開発者はこの仕組みを、埋め込み型の入金ウィジェットとして使うことも、ヘッドレスSDK(画面を持たず裏側の処理だけを提供する形の開発キット)として自社UIに組み込むこともできます。対応範囲は100種類以上のトークン、30以上のブロックチェーンネットワークに及び、年換算で1億ドルを超える取引量、50社以上の法人顧客を抱えていたと報じられています。

Glide は2023年に、Robinhood のクリプトウォレットチームを率いていた Tushar Soni(CEO)と Qinyu Tong が共同創業した会社です。Y Combinator(S23バッチ)の出資先で、社員はわずか4名でしたが、共同創業者を含む全員が今回の買収に伴い MoonPay に加わります。

MoonPay Depositsとの統合

Glide の技術は、MoonPay が既に展開している入金インフラ「MoonPay Deposits」に統合されます。MoonPay Deposits は、Wallet in Telegram、Moonshot、Paysafe といったアプリに入金機能を提供してきた製品で、Glide の顧客50社以上もここに合流する形になります。

The Block によると、Glide の Soni CEO は「MoonPay に加わることで、自分たちの入金プロダクトを MoonPay のオンランプ(法定通貨から暗号資産への交換窓口)、バーチャルアカウント、スワップと組み合わせられる」とコメントしています。既存ユーザー向けのサービスは中断なく継続されるとのことです。

MoonPay の一連の買収戦略

今回の Glide 買収は、MoonPay にとって2026年6件目の買収です。同社はこれまでに、鍵管理(キーマネジメント)の Sodot、クロスチェーンルーティングの Decent、Solana 上の取引実行基盤 DFlow、AI会計の Entendre、AI取引エージェントの Dawn Labs を買収してきました。Cointelegraph は、ステーブルコインやトークン化資産、クロスチェーンアプリが広がるなかで、決済事業者が単体のオンランプや決済ゲートウェイではなく、入口から出口までを一気通貫で扱うインフラを競って揃えつつある業界の流れの一環として、この買収を位置づけています。

MoonPay の CEO である Ivan Soto-Wright は、Cointelegraph に対し「今年行ってきたすべての買収は、企業とそのユーザーが暗号資産を扱ううえで必要とするインフラの層を一つずつ積み重ねてきたものだ。資金を動かし、守り、取引し、記帳する、という具合に」と説明したと報じられています。

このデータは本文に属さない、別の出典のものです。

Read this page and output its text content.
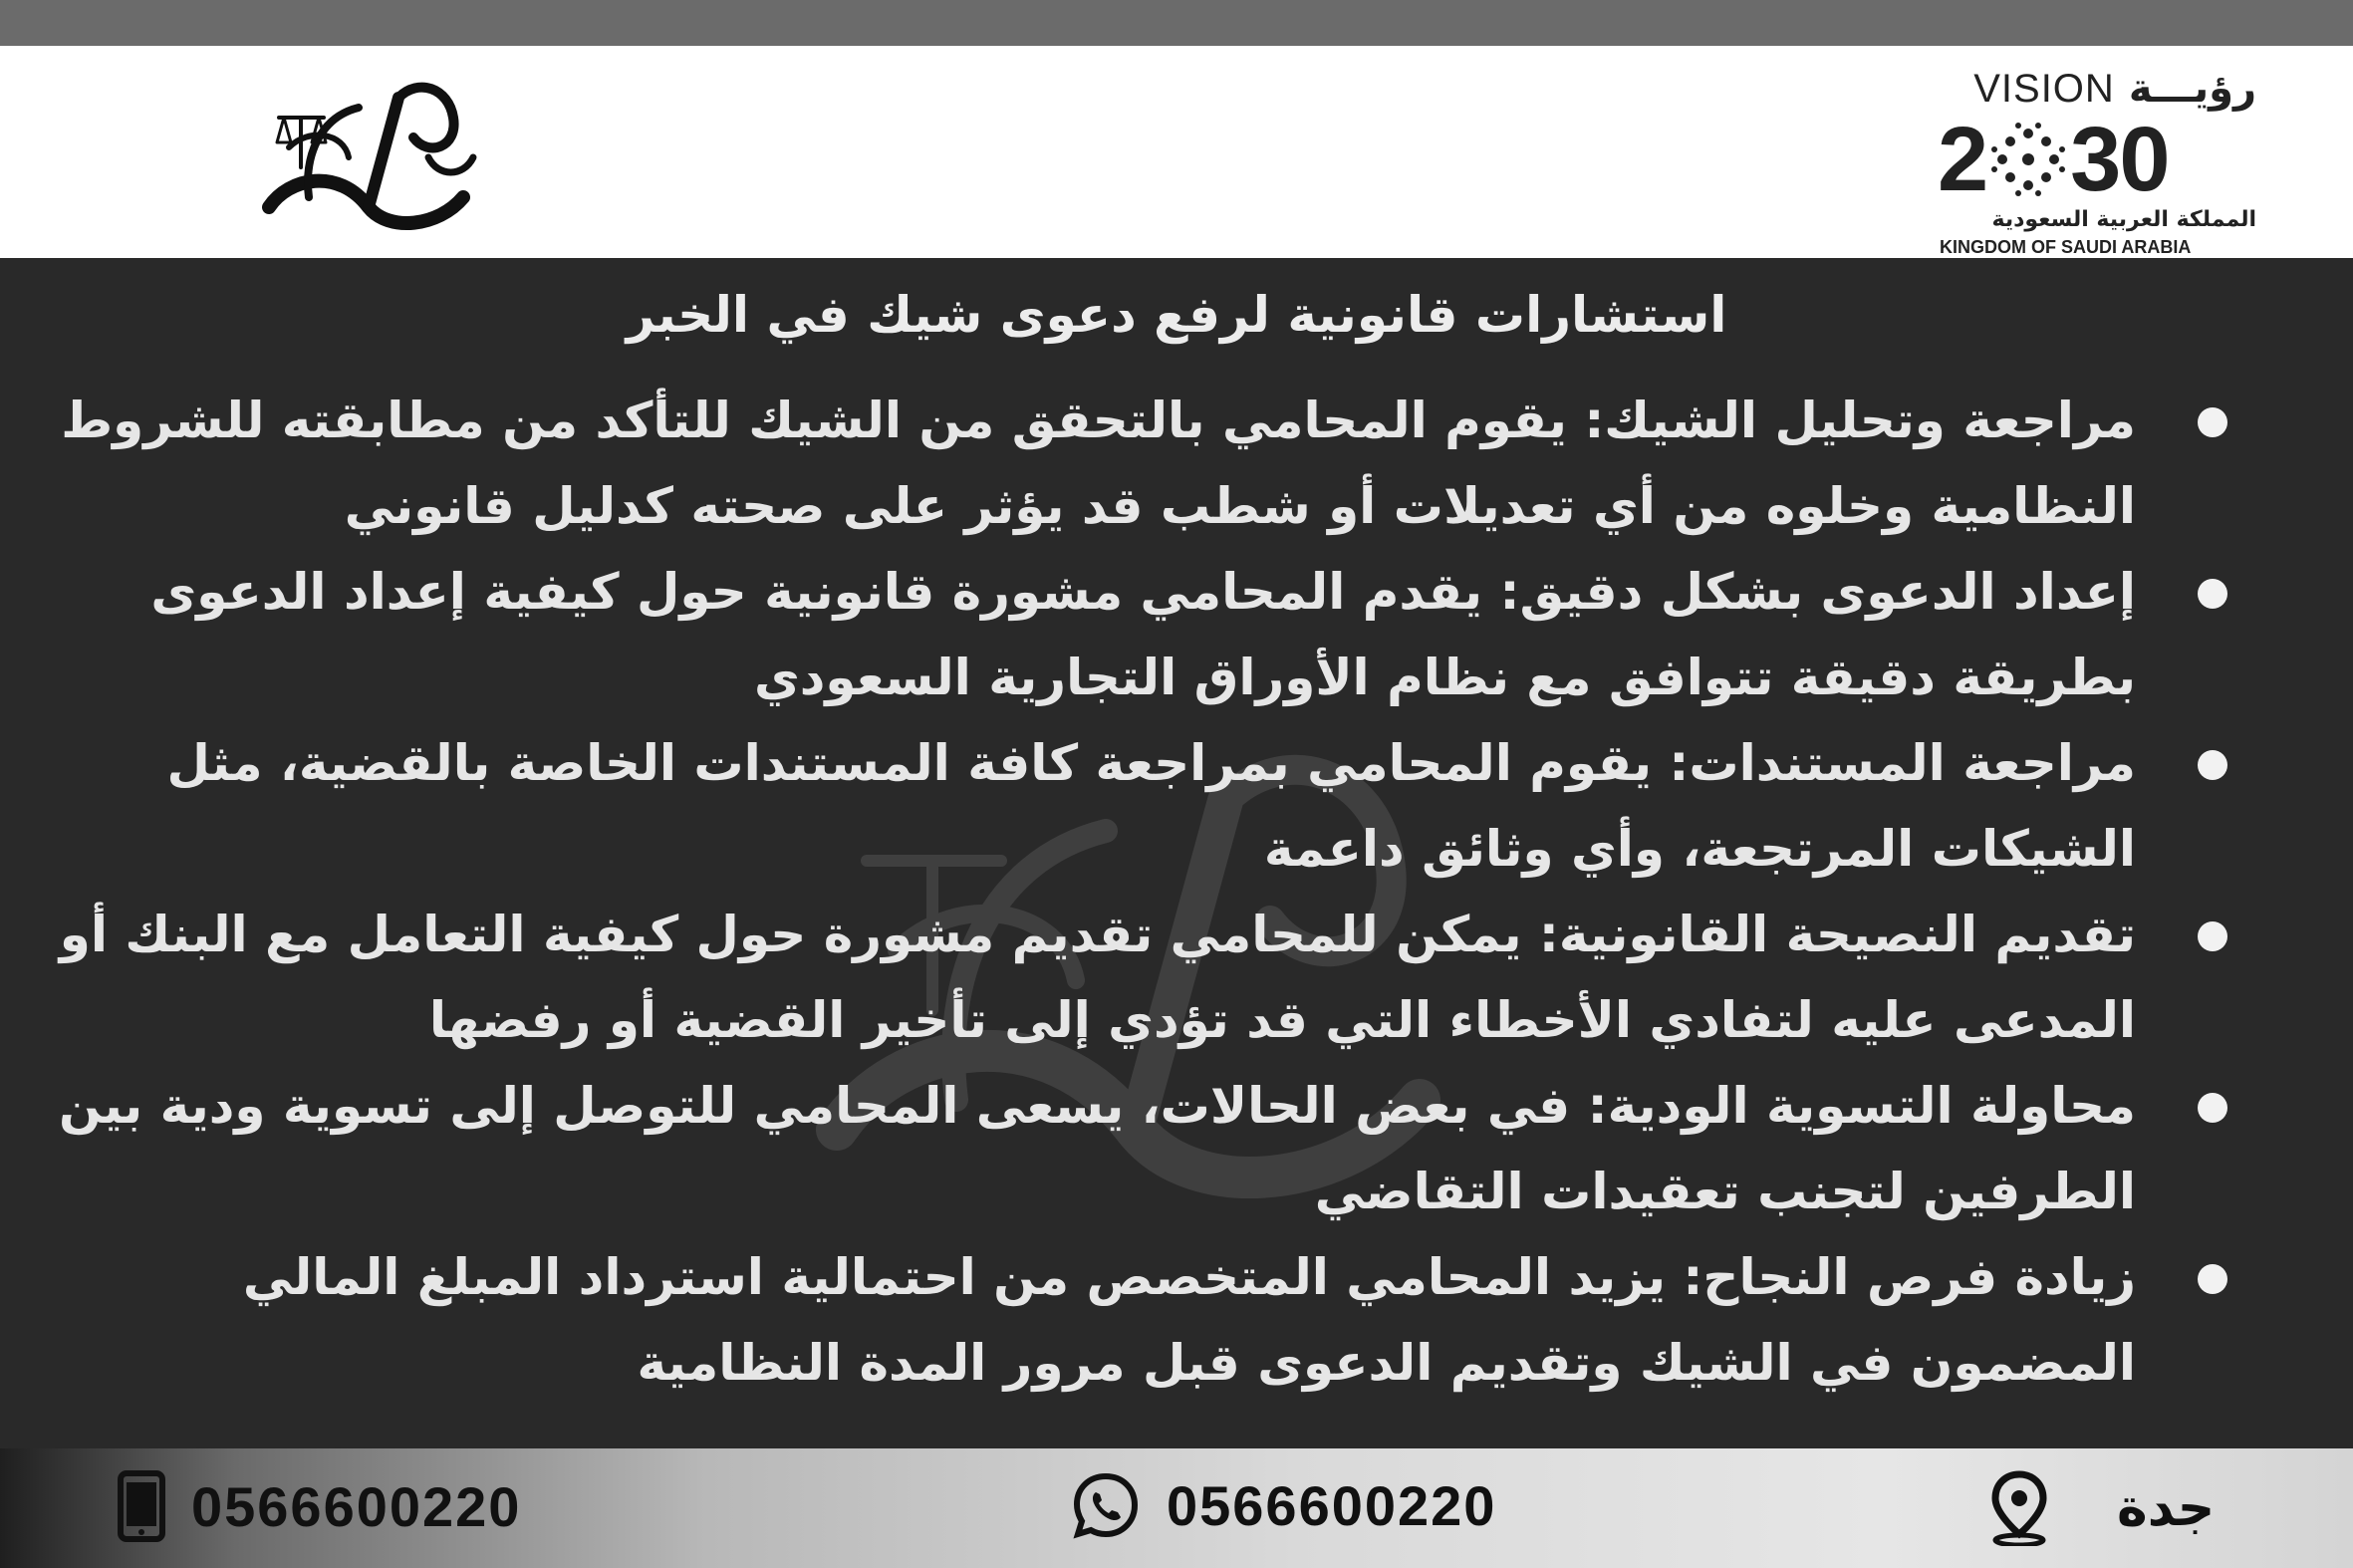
رؤيـــة
VISION
2 30
المملكة العربية السعودية
KINGDOM OF SAUDI ARABIA
استشارات قانونية لرفع دعوى شيك في الخبر
مراجعة وتحليل الشيك: يقوم المحامي بالتحقق من الشيك للتأكد من مطابقته للشروط النظامية وخلوه من أي تعديلات أو شطب قد يؤثر على صحته كدليل قانوني
إعداد الدعوى بشكل دقيق: يقدم المحامي مشورة قانونية حول كيفية إعداد الدعوى بطريقة دقيقة تتوافق مع نظام الأوراق التجارية السعودي
مراجعة المستندات: يقوم المحامي بمراجعة كافة المستندات الخاصة بالقضية، مثل الشيكات المرتجعة، وأي وثائق داعمة
تقديم النصيحة القانونية: يمكن للمحامي تقديم مشورة حول كيفية التعامل مع البنك أو المدعى عليه لتفادي الأخطاء التي قد تؤدي إلى تأخير القضية أو رفضها
محاولة التسوية الودية: في بعض الحالات، يسعى المحامي للتوصل إلى تسوية ودية بين الطرفين لتجنب تعقيدات التقاضي
زيادة فرص النجاح: يزيد المحامي المتخصص من احتمالية استرداد المبلغ المالي المضمون في الشيك وتقديم الدعوى قبل مرور المدة النظامية
0566600220	0566600220	جدة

一方、X上のコミュニティの一部からは、半年余りで6件という買収ペースの速さそのものへの懸念も出ています。統合すべきチームや技術が短期間に積み上がることで実行リスクや統合の負債が生じかねないという指摘や、鍵管理・取引執行・クロスチェーンルーティング・AI・入金・法定通貨連携までを単一の事業者が握ることが、分散型を志向する暗号資産業界の理念と摩擦を起こしかねないという中央集権化への懸念も見られました。The Block・Cointelegraph・CryptoBriefing など報道側では、こうした懐疑的な論調は確認されていません。